MPI's Lung Prognostic Chip study expanded with new gene test - publication of data consequently postponed to H1 2015

2014-07-11

Hoersholm; July 11 2014 - Medical Prognosis Institute A/S (MPI) announced today that tissue biopsies from patients enrolled in the prospective study of stage 1a Non Small Cell Lung Cancer will undergo a new gene test on mRNA (messengerRNA) in addition to microRNA to further enhance the strength of the data predicting which patients might progress following surgery. MPI has strengthened its technology in both the Lung Prognostic Chip program (LPC) and for the lead product Drug Response Predictor (DRP) to include information on how genes are expressed in tumor tissue. This can be done on all tumor tissue exposed to standard procedures for storage and cutting (biopsies fixed in formalin and embedded in paraffin). This information is now to be included to the potential benefit of the lung cancer patients in the here mentioned study. Publication of data in the LPC study has consequently been postponed from late 2014 to H1 of 2015.

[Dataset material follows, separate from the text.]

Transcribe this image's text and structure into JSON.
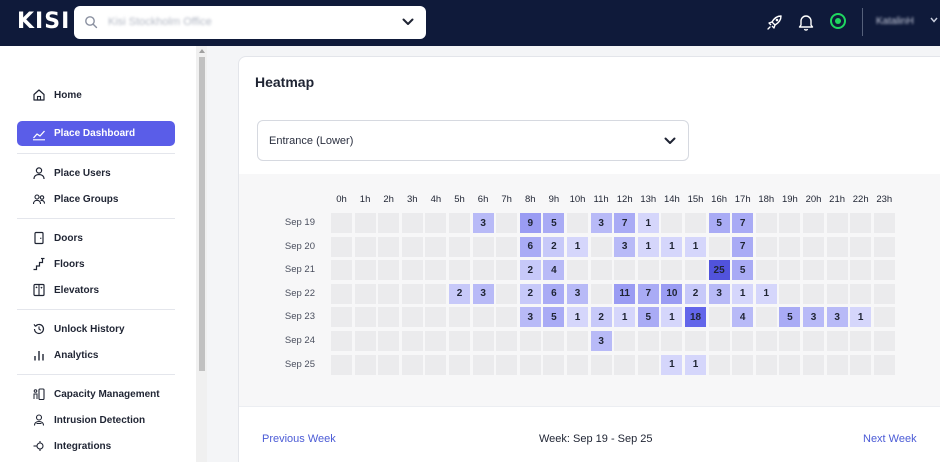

"I'm very excited that the MPI technology has been significantly strengthened by the addition of the analysis of mRNA to the toolbox. I believe that this can strengthen the value of the LPC why we have chosen to take the time to implement the work in the Lung Chip study. As a consequence the publication of the data will be postponed from 2014 to H1 2015," Said CEO, Peter Buhl Jensen


About Lung Prognostic Chip - LPC

MPI's LPC will be used for test of cancer specimens in order to gain information about potential disease progression after surgery. A subgroup of patients (approximately 70%) diagnosed with stage 1a lung cancer is expected to be cured  after radical surgery whereas the other subgroup of patients are expected to have disease progression. LPC has with success been tested in two smaller clinical studies and a large prospective multi-center clinical trial with an observation period of five (5) years is planned to be unblinded at the end of 2014 whereas the analytical validation is expected to be finalized in the first half of 2015. Clinical trial protocol has been forwarded to the FDA for review to ensure that this study comply with regulatory guidelines and can form the basis for notification of the health authorities before launch on the US marked. MPI will further ensure that the LPC can obtain appropriate labeling for launch in Europe.

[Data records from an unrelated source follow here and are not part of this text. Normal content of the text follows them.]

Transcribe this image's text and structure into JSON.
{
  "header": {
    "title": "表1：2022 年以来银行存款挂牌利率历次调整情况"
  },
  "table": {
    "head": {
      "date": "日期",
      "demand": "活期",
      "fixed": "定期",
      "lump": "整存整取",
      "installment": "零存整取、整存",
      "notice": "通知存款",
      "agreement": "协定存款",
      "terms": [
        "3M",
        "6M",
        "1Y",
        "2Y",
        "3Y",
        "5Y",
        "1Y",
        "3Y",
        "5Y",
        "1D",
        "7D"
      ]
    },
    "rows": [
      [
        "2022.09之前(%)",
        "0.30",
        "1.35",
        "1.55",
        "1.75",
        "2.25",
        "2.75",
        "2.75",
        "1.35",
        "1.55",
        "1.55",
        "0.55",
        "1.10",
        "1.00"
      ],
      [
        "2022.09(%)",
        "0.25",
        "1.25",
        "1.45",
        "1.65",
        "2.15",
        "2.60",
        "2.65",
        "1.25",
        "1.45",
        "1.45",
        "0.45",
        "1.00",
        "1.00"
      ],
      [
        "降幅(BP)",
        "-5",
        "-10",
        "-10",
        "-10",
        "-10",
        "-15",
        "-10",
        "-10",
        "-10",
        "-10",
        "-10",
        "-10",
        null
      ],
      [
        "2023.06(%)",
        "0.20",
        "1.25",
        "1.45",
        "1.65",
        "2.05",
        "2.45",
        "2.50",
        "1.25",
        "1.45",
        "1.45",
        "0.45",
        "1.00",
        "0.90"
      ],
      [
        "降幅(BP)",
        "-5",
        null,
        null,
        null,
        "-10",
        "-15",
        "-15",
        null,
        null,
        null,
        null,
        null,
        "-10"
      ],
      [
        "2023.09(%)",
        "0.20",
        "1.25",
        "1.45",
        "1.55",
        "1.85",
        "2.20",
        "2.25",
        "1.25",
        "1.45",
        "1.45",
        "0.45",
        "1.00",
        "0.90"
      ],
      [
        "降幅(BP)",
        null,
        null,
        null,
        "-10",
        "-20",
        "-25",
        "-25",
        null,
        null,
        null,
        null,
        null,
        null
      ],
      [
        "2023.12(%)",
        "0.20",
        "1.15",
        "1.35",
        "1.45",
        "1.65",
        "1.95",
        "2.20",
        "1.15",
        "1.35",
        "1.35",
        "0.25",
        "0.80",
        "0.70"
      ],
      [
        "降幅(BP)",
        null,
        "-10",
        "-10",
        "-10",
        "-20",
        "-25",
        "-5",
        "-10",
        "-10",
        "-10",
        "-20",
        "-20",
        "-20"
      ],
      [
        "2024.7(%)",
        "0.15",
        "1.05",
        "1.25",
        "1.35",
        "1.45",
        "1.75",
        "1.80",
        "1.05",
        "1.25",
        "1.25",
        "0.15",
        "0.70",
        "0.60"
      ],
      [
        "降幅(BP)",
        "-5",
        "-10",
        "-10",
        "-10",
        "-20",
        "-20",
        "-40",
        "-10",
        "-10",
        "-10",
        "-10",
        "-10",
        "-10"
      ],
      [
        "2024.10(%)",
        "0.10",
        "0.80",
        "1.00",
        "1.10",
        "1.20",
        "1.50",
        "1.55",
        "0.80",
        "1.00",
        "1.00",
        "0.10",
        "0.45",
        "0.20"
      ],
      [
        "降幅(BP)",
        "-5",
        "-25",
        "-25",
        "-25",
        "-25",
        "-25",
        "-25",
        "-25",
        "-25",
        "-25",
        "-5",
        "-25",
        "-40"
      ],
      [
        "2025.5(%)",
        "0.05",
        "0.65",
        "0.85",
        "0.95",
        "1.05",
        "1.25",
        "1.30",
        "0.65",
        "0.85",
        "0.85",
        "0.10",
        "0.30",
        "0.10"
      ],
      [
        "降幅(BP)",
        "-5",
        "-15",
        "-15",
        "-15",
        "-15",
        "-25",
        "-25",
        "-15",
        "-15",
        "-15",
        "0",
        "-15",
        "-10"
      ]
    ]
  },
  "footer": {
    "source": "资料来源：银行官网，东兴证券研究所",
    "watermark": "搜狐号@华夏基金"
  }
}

About Drug Response Predictor - DRP

MPI's lead product DRP is a tool to develop tumor-derived gene signatures that may predict which cancer patients are high likely responders to a given anticancer product. The DRP has been tested in 24 trials where 20 trials were positive.  The DRP has also been externally validated and published in collaboration with leading statisticians at the MD Anderson Cancer Center. The DRP method can be used to design the Clinical Development Plan i.e. to select which indications are relevant for a given anticancer drug. Further to and in addition to this, individual patient's gene patterns can be analyzed as part of a screening procedure for a clinical trial to ensure inclusion of patients who have a high likelihood of response to the drug. The DRP method can be used in all cancer types and has been patented for more than 60 anticancer drugs in the US in 2013.

 

For further information please contact
CEO Peter Buhl Jensen, Professor, MD, PhD
E-mail: pbj@medical-prognosis.com
Cell Phone: (+45) 21 60 89 22

Certified Advisor: Carsten Yde Hemme, PricewaterhouseCoopers, Strandvejen 44, 2900 Hellerup, Denmark

 

About MPI

MPI's proprietary method can predict patients sensitivity towards a given anticancer drug by its Drug Response Prediction a gene-tests on tumours. MPI's customers are Pharma and biotech engaged in developing anticancer drugs. MPI's technology has derived from data from more than 3.000 patient's tumours and are validated in 24 clinical studies. The test is broadly applicable in all cancer types and for almost all anticancer therapies. The test is believed to be of high value especially for the very large group of cancer patients for whom there are no other bio-markers available.